Cuando llegamos a Lucima, me sentí privilegiada por contarme entre las personas lo bastante fuertes para asistir a los muchos habitantes del pueblo que necesitaban urgente atención médica. ¿Era posible sentirse de otra manera? No, no cuando no hay hospital ni servicios médicos y uno se encuentra entre personas aquejadas de tifoidea y tuberculosis. Los más afortunados simplemente padecían viejas heridas infectadas causadas por metralla. Los niños morían de enfermedades tan comunes como el sarampión. Pero a pesar de sus problemas, eran personas maravillosas y generosas.

No hacía falta ser una experta en socorrismo para darse cuenta de que la única manera de abordar una situación así era arremangarse y comenzar a trabajar. El campamento del Servicio de Voluntarios consistía en tres enormes tiendas. La mayoría de las noches yo dormía al aire libre, bajo la manta militar de lana que me mantuvo abrigada en mis viajes a través de Europa. Nuevamente me asignaron el trabajo de cocinera. Nada me hacía más feliz que convertir latas de plátanos desecados, gansos que nos regalaban, harina, huevos y cualquier otro ingrediente que hubiera, en sabrosas comidas que fueran del agrado de los voluntarios llegados de todas partes del mundo y unidos por un único fin.

Cuando llegué ya se habían reconstruido bastantes casas y se estaba construyendo una escuela nueva. Allí trabajé de albañil, poniendo ladrillos y tejas. Chapurreaba muy mal el polaco, pero cada mañana, mientras lavaba mi ropa en el río, me daba clases una joven delgadísima que estaba muriendo de leucemia. Habiendo visto tanto sufrimiento y desgracia en su corta vida, no pensaba que su situación fuera el peor desastre del mundo. Lejos de ello, en cierto modo aceptaba su destino sin amargura ni rencor. Para ella eso era sencillamente su vida, o al menos parte de ella. No es necesario decir que me enseñó muchas más cosas que un nuevo idioma.

Cada día había que ser un factótum. Una vez contribuí a apaciguar al alcalde y a un grupo de personalidades del pueblo que protestaban porque habíamos construido sin los permisos oficiales, es decir, sin haberles "untado" a ellos. Otra vez ayudé a parir a la vaca de un granjero.

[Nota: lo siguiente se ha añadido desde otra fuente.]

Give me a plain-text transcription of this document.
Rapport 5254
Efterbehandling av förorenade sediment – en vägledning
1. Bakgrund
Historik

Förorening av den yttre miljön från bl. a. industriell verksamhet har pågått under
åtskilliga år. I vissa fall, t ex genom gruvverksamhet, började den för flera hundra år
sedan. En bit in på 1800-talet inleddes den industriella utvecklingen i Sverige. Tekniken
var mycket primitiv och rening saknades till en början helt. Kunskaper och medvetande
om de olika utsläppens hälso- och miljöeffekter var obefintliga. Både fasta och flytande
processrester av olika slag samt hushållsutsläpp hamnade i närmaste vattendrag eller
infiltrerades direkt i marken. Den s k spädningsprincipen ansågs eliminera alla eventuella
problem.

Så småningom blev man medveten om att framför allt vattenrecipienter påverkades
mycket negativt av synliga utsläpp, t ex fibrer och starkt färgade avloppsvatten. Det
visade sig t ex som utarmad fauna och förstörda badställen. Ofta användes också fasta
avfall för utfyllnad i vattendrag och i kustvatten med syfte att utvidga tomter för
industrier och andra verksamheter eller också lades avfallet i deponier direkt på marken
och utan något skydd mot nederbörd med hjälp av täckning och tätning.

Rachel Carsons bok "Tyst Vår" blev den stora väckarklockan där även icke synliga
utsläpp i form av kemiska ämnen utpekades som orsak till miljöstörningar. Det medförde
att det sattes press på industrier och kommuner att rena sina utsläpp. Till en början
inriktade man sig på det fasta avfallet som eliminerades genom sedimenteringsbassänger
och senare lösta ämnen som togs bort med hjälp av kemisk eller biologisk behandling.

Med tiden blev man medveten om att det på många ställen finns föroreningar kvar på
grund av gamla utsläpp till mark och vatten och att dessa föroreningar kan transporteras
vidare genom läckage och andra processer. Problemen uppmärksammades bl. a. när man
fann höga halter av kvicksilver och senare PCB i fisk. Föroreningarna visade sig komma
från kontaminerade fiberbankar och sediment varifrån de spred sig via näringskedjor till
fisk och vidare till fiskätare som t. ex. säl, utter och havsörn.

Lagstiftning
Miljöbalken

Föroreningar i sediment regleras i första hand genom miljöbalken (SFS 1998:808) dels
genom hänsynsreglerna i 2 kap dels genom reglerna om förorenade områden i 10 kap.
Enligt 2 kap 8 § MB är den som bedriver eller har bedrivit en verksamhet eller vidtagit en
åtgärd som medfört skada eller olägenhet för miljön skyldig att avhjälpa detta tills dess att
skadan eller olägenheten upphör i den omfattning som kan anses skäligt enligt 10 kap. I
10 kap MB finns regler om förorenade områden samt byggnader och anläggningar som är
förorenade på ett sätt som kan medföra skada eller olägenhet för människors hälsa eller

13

Los trabajos eran de lo más heterogéneo. Una tarde estaba colocando ladrillos en una pared de la escuela cuando un hombre se cayó y se hizo una buena herida en la pierna. En circunstancias normales la herida habría necesitado varios puntos. Pero allí sólo estábamos yo y una polaca que se apresuró a coger un puñado de tierra y se lo aplicó a la herida. Yo salté del techo gritando "¡No, que se le va a infectar!"

Pero esas mujeres eran como chamanes. Practicaban una medicina popular antiquísima y terrenal, como la homeopatía, y sabían exactamente lo que hacían. De todos modos se quedaron admiradas cuando yo le até la pierna para detener la hemorragia. Desde entonces comenzaron a llamarme "doctora Pañi". Yo intenté explicar que no era médico, pero nadie logró convencerlas, ni yo misma.